A team of scientists from Jilin University (China) and Lomonosov Moscow State University (Russia) reconstructed the face of an 8-year-old Neanderthal boy who died over 30,000 years ago from a skull found in 1938, according to a report by Mail on January 19.
Face of the 8-year-old Neanderthal boy. (Photo: Jilin University)
This is the first three-dimensional reconstruction from the fossilized skull of a Neanderthal, showing that the boy had a flat nose. This skull is also the first Neanderthal fossil discovered in Asia and is the only well-preserved complete Neanderthal skull fossil from Asia to date.
The research team believes that the reconstruction illustrates the facial shape of prehistoric humans on the Eurasian continent and reflects the morphological features of Neanderthals in Central Asia.
The skull, named Teshik-Tash 1, was found in a shallow pit in the Teshik-Tash Cave in Uzbekistan, along with five pairs of Siberian mountain goat horns and bird bones. This suggests that the boy was buried according to some ancient ritual.
However, it wasn’t until 2021 that researchers from the Max Planck Institute identified the boy as a Neanderthal. The research team analyzed the frontal bone and noted that this shape matched previously recorded Neanderthal skulls.

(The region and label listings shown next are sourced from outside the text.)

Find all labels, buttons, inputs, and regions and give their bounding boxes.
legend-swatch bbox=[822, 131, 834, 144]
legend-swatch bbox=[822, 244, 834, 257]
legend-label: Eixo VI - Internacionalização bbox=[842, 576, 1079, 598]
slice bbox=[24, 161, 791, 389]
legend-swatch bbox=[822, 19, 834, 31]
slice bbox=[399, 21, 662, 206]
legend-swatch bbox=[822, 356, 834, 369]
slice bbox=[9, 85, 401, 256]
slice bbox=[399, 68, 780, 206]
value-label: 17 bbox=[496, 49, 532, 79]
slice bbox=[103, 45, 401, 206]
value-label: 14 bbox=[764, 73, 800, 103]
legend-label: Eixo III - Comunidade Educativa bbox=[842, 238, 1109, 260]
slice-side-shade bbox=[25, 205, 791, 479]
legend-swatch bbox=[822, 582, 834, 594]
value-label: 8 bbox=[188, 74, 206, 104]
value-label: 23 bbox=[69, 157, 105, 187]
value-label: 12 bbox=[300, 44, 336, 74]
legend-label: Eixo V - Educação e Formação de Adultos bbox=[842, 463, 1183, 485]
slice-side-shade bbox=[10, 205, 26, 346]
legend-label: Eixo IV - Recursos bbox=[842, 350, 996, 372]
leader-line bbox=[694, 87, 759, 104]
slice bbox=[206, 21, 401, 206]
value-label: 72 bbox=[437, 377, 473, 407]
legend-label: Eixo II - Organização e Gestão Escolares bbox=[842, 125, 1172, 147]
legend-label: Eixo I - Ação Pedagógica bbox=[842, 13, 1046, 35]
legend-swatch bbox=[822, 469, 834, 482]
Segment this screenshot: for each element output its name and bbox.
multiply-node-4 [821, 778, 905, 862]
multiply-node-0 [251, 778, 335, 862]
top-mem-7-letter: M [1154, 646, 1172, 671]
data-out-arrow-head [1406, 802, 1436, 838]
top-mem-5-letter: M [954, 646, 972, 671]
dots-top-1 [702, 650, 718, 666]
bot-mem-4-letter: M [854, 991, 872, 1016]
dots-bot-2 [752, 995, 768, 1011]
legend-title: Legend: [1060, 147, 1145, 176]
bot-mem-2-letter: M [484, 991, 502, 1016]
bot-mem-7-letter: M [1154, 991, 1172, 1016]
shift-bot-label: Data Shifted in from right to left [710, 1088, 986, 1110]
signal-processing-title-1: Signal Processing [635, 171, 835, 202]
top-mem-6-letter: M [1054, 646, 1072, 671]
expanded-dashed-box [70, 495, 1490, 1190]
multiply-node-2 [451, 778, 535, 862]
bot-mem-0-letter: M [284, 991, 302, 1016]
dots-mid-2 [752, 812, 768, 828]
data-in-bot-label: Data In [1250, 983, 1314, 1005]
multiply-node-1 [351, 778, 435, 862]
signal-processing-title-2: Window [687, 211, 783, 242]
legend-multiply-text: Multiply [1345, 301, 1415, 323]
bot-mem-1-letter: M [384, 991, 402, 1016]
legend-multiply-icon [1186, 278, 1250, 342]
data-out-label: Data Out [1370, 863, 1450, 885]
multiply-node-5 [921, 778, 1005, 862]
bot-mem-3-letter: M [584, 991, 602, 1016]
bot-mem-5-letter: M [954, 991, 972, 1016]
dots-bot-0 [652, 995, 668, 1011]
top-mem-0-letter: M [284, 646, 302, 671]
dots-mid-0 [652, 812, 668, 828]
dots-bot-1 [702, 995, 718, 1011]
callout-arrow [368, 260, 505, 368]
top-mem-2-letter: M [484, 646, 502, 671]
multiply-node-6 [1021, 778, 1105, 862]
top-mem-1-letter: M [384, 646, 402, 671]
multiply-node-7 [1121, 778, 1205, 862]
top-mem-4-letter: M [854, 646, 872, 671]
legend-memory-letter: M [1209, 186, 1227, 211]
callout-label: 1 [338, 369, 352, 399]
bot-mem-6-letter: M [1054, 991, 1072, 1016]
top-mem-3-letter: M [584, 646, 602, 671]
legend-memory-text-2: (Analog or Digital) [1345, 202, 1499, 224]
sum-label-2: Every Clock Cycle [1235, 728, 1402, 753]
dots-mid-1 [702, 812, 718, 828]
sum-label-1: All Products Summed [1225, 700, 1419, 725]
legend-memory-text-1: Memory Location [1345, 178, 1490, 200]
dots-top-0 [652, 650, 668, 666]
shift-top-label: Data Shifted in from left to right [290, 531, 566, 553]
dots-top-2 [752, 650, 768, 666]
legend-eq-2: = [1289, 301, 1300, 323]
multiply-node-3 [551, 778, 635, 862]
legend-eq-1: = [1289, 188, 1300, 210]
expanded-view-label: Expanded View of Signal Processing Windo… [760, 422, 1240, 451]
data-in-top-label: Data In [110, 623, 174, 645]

DNA analysis also indicated that Teshik-Tash 1 carried mitochondrial DNA from Neanderthals. The boy was around 8 years old, which means he was physically mature enough to exhibit characteristic Neanderthal features such as a large face and nose, a long and low skull, an indistinct chin, and prominent brow ridges.
The original skull was reconstructed from about 150 fragments. The research team from Jilin University and Lomonosov Moscow State University uploaded scans of the skull, filled in the missing pieces, and then added muscles and skin to complete the boy’s facial features.
“Neanderthal fossils – the extinct relatives of modern humans – were first discovered in the Neander Valley, Germany, and once lived widely across the Eurasian continent,” said Zhang Quanchao, the lead researcher at Jilin University.
Experts previously believed that Neanderthals only inhabited Europe during the last Ice Age, but a study by the University of Washington in 2015 suggested that they may have ventured further east and coexisted with modern humans there longer than scientists had previously thought.